三久留部氏は、元来|三廻部名《ミクルベミヤウ》に居た為に称した家名で、又釈迦牟尼仏とも書いて、訓は地名・家名の通りである。恐らくその地にあつた仏堂の本尊の名の、顕れた為にさやう訓んだものだらうとせられてゐる。併し、こゝに一説がある。と言ふことは、釈迦三尊においても、阿弥陀像の場合のやうに、やはり拝まれた場合の印象が、さうした特異事情を醸し出したのではなからうか。即、目眩《メクルメ》く如く、三尊の光転旋して直視することの出来ぬことを表す語とも見られるのである。即みくるべ[#「みくるべ」に傍線]はめくるめ[#「めくるめ」に傍線]又は、めくるめき[#「めくるめき」に傍線]であらうと思ふのは誤りか。或は歴史地理の説明にも少し骨を折れば、この考へなどは、忽消え失せるものかも知れぬ。が、あまり原由近似なるが故に、試みに記しておく。

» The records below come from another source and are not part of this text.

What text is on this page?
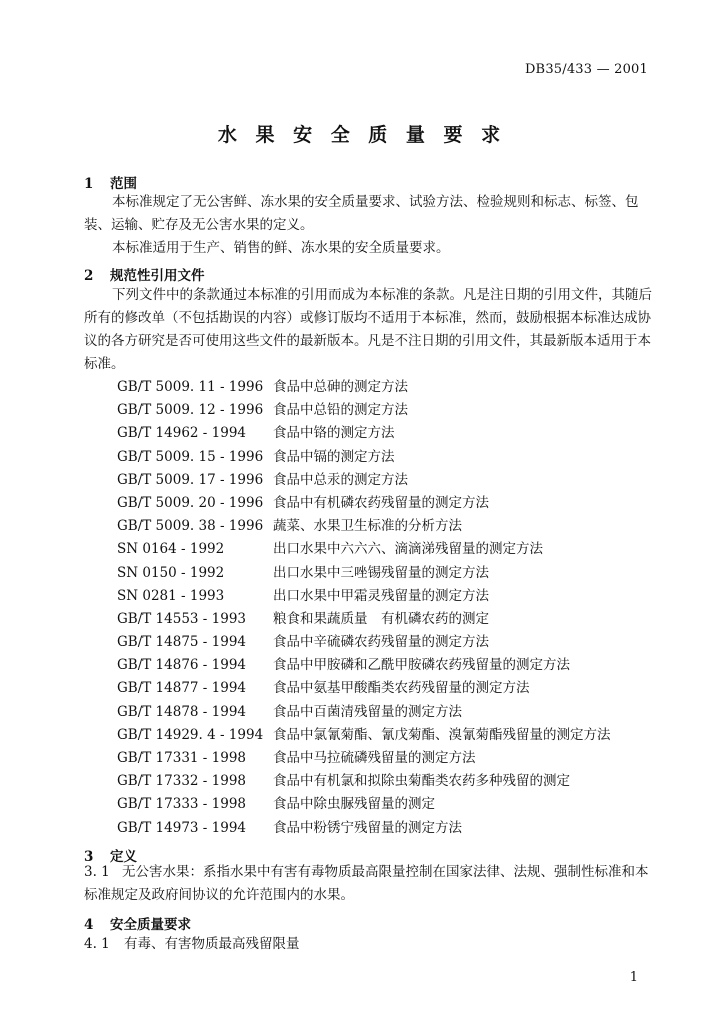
DB35/433 — 2001
水 果 安 全 质 量 要 求
1 范围
本标准规定了无公害鲜、冻水果的安全质量要求、试验方法、检验规则和标志、标签、包装、运输、贮存及无公害水果的定义。
本标准适用于生产、销售的鲜、冻水果的安全质量要求。
2 规范性引用文件
下列文件中的条款通过本标准的引用而成为本标准的条款。凡是注日期的引用文件，其随后所有的修改单（不包括勘误的内容）或修订版均不适用于本标准，然而，鼓励根据本标准达成协议的各方研究是否可使用这些文件的最新版本。凡是不注日期的引用文件，其最新版本适用于本标准。
GB/T 5009. 11 - 1996 食品中总砷的测定方法
GB/T 5009. 12 - 1996 食品中总铅的测定方法
GB/T 14962 - 1994	食品中铬的测定方法
GB/T 5009. 15 - 1996 食品中镉的测定方法
GB/T 5009. 17 - 1996 食品中总汞的测定方法
GB/T 5009. 20 - 1996 食品中有机磷农药残留量的测定方法
GB/T 5009. 38 - 1996 蔬菜、水果卫生标准的分析方法
SN 0164 - 1992	出口水果中六六六、滴滴涕残留量的测定方法
SN 0150 - 1992	出口水果中三唑锡残留量的测定方法
SN 0281 - 1993	出口水果中甲霜灵残留量的测定方法
GB/T 14553 - 1993	粮食和果蔬质量　有机磷农药的测定
GB/T 14875 - 1994	食品中辛硫磷农药残留量的测定方法
GB/T 14876 - 1994	食品中甲胺磷和乙酰甲胺磷农药残留量的测定方法
GB/T 14877 - 1994	食品中氨基甲酸酯类农药残留量的测定方法
GB/T 14878 - 1994	食品中百菌清残留量的测定方法
GB/T 14929. 4 - 1994 食品中氯氰菊酯、氰戊菊酯、溴氰菊酯残留量的测定方法
GB/T 17331 - 1998	食品中马拉硫磷残留量的测定方法
GB/T 17332 - 1998	食品中有机氯和拟除虫菊酯类农药多种残留的测定
GB/T 17333 - 1998	食品中除虫脲残留量的测定
GB/T 14973 - 1994	食品中粉锈宁残留量的测定方法
3 定义
3. 1 无公害水果：系指水果中有害有毒物质最高限量控制在国家法律、法规、强制性标准和本标准规定及政府间协议的允许范围内的水果。
4 安全质量要求
4. 1 有毒、有害物质最高残留限量
1
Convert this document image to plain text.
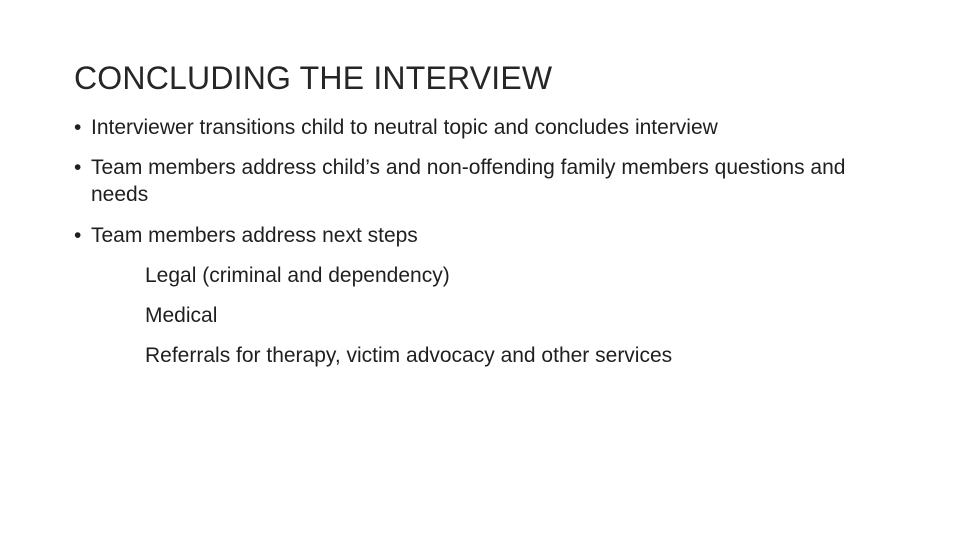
CONCLUDING THE INTERVIEW
• Interviewer transitions child to neutral topic and concludes interview
• Team members address child’s and non-offending family members questions and needs
• Team members address next steps
Legal (criminal and dependency)
Medical
Referrals for therapy, victim advocacy and other services
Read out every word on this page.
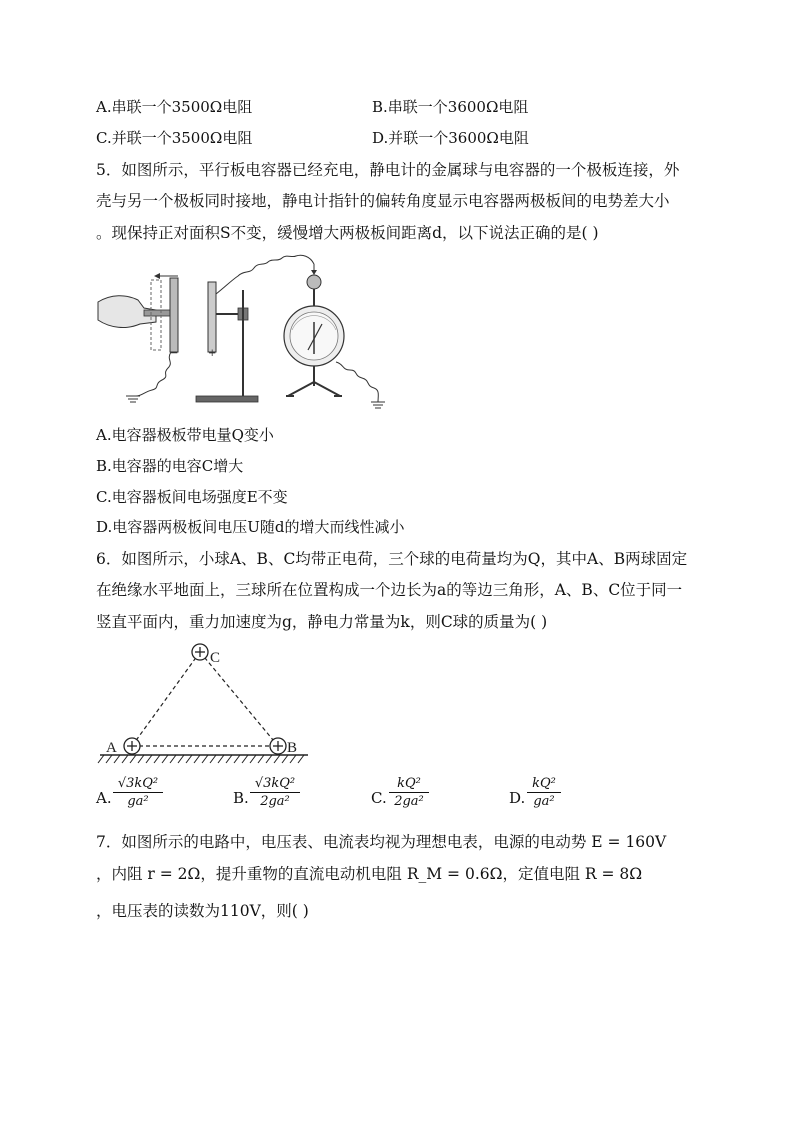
A.串联一个3500Ω电阻	B.串联一个3600Ω电阻
C.并联一个3500Ω电阻	D.并联一个3600Ω电阻
5．如图所示，平行板电容器已经充电，静电计的金属球与电容器的一个极板连接，外
壳与另一个极板同时接地，静电计指针的偏转角度显示电容器两极板间的电势差大小
。现保持正对面积S不变，缓慢增大两极板间距离d，以下说法正确的是( )
−	+
A.电容器极板带电量Q变小
B.电容器的电容C增大
C.电容器板间电场强度E不变
D.电容器两极板间电压U随d的增大而线性减小
6．如图所示，小球A、B、C均带正电荷，三个球的电荷量均为Q，其中A、B两球固定
在绝缘水平地面上，三球所在位置构成一个边长为a的等边三角形，A、B、C位于同一
竖直平面内，重力加速度为g，静电力常量为k，则C球的质量为( )
C
A	B
A.
√3kQ²
ga²	B.
√3kQ²
2ga²	C.
kQ²
2ga²	D.
kQ²
ga²
7．如图所示的电路中，电压表、电流表均视为理想电表，电源的电动势 E = 160V
，内阻 r = 2Ω，提升重物的直流电动机电阻 R_M = 0.6Ω，定值电阻 R = 8Ω
，电压表的读数为110V，则( )
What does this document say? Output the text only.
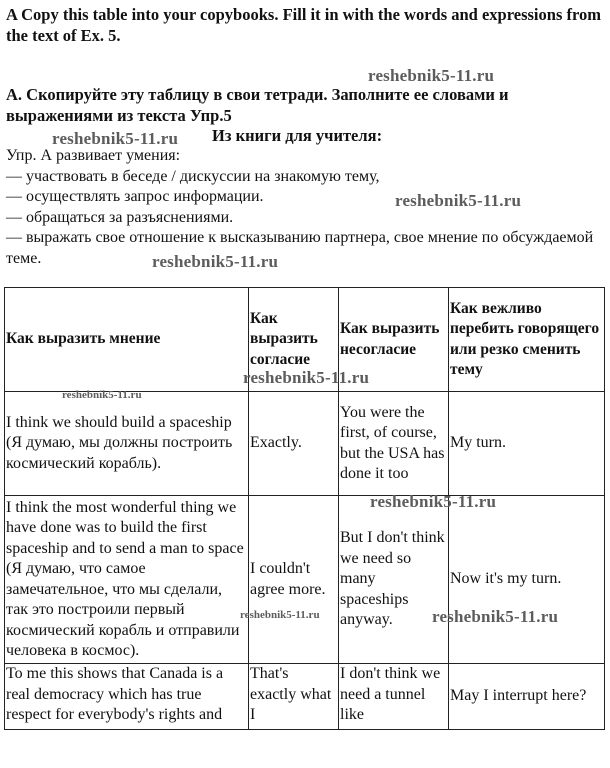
A Copy this table into your copybooks. Fill it in with the words and expressions from the text of Ex. 5.
А. Скопируйте эту таблицу в свои тетради. Заполните ее словами и выражениями из текста Упр.5
Из книги для учителя:
Упр. А развивает умения:
— участвовать в беседе / дискуссии на знакомую тему,
— осуществлять запрос информации.
— обращаться за разъяснениями.
— выражать свое отношение к высказыванию партнера, свое мнение по обсуждаемой теме.
Как выразить мнение	Как выразить согласие	Как выразить несогласие	Как вежливо перебить говорящего или резко сменить тему
I think we should build a spaceship (Я думаю, мы должны построить космический корабль).	Exactly.	You were the first, of course, but the USA has done it too	My turn.
I think the most wonderful thing we have done was to build the first spaceship and to send a man to space (Я думаю, что самое замечательное, что мы сделали, так это построили первый космический корабль и отправили человека в космос).	I couldn't agree more.	But I don't think we need so many spaceships anyway.	Now it's my turn.

To me this shows that Canada is a real democracy which has true respect for everybody's rights and	That's exactly what I	I don't think we need a tunnel like	May I interrupt here?
reshebnik5-11.ru
reshebnik5-11.ru
reshebnik5-11.ru
reshebnik5-11.ru
reshebnik5-11.ru
reshebnik5-11.ru
reshebnik5-11.ru
reshebnik5-11.ru	reshebnik5-11.ru
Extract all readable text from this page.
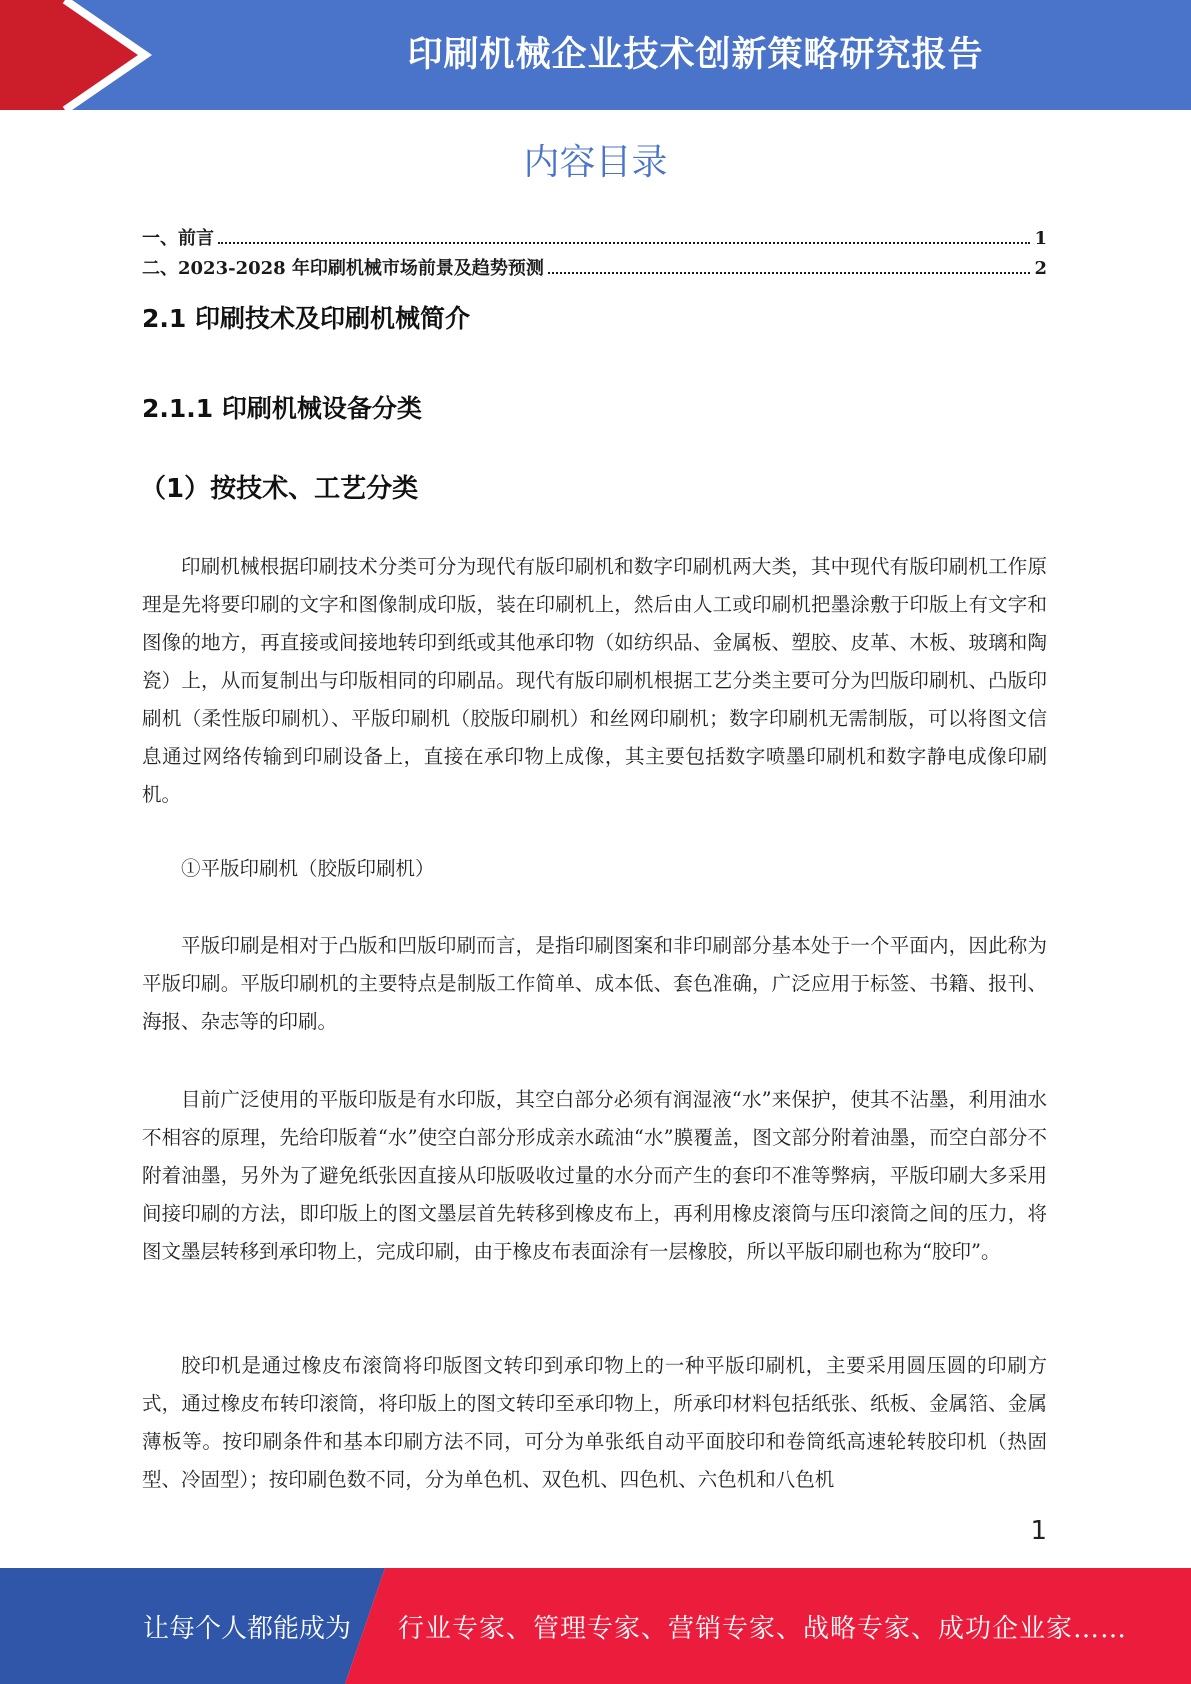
印刷机械企业技术创新策略研究报告
内容目录
一、前言	1
二、2023-2028 年印刷机械市场前景及趋势预测	2
2.1 印刷技术及印刷机械简介
2.1.1 印刷机械设备分类
（1）按技术、工艺分类

印刷机械根据印刷技术分类可分为现代有版印刷机和数字印刷机两大类，其中现代有版印刷机工作原理是先将要印刷的文字和图像制成印版，装在印刷机上，然后由人工或印刷机把墨涂敷于印版上有文字和图像的地方，再直接或间接地转印到纸或其他承印物（如纺织品、金属板、塑胶、皮革、木板、玻璃和陶瓷）上，从而复制出与印版相同的印刷品。现代有版印刷机根据工艺分类主要可分为凹版印刷机、凸版印刷机（柔性版印刷机）、平版印刷机（胶版印刷机）和丝网印刷机；数字印刷机无需制版，可以将图文信息通过网络传输到印刷设备上，直接在承印物上成像，其主要包括数字喷墨印刷机和数字静电成像印刷机。

①平版印刷机（胶版印刷机）

平版印刷是相对于凸版和凹版印刷而言，是指印刷图案和非印刷部分基本处于一个平面内，因此称为平版印刷。平版印刷机的主要特点是制版工作简单、成本低、套色准确，广泛应用于标签、书籍、报刊、海报、杂志等的印刷。

目前广泛使用的平版印版是有水印版，其空白部分必须有润湿液“水”来保护，使其不沾墨，利用油水不相容的原理，先给印版着“水”使空白部分形成亲水疏油“水”膜覆盖，图文部分附着油墨，而空白部分不附着油墨，另外为了避免纸张因直接从印版吸收过量的水分而产生的套印不准等弊病，平版印刷大多采用间接印刷的方法，即印版上的图文墨层首先转移到橡皮布上，再利用橡皮滚筒与压印滚筒之间的压力，将图文墨层转移到承印物上，完成印刷，由于橡皮布表面涂有一层橡胶，所以平版印刷也称为“胶印”。

胶印机是通过橡皮布滚筒将印版图文转印到承印物上的一种平版印刷机，主要采用圆压圆的印刷方式，通过橡皮布转印滚筒，将印版上的图文转印至承印物上，所承印材料包括纸张、纸板、金属箔、金属薄板等。按印刷条件和基本印刷方法不同，可分为单张纸自动平面胶印和卷筒纸高速轮转胶印机（热固型、冷固型）；按印刷色数不同，分为单色机、双色机、四色机、六色机和八色机

1
让每个人都能成为 行业专家、管理专家、营销专家、战略专家、成功企业家……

私の女主人公南家藤原郎女の、幾度か見た二上山上の幻影は、古人相共に見、又僧都一人の、之を具象せしめた古代の幻想であつた。さうして又、仏教以前から、我々祖先の間に持ち伝へられた日の光の凝り成して、更にはな/″\と輝き出た姿であつたのだ、とも謂はれるのである。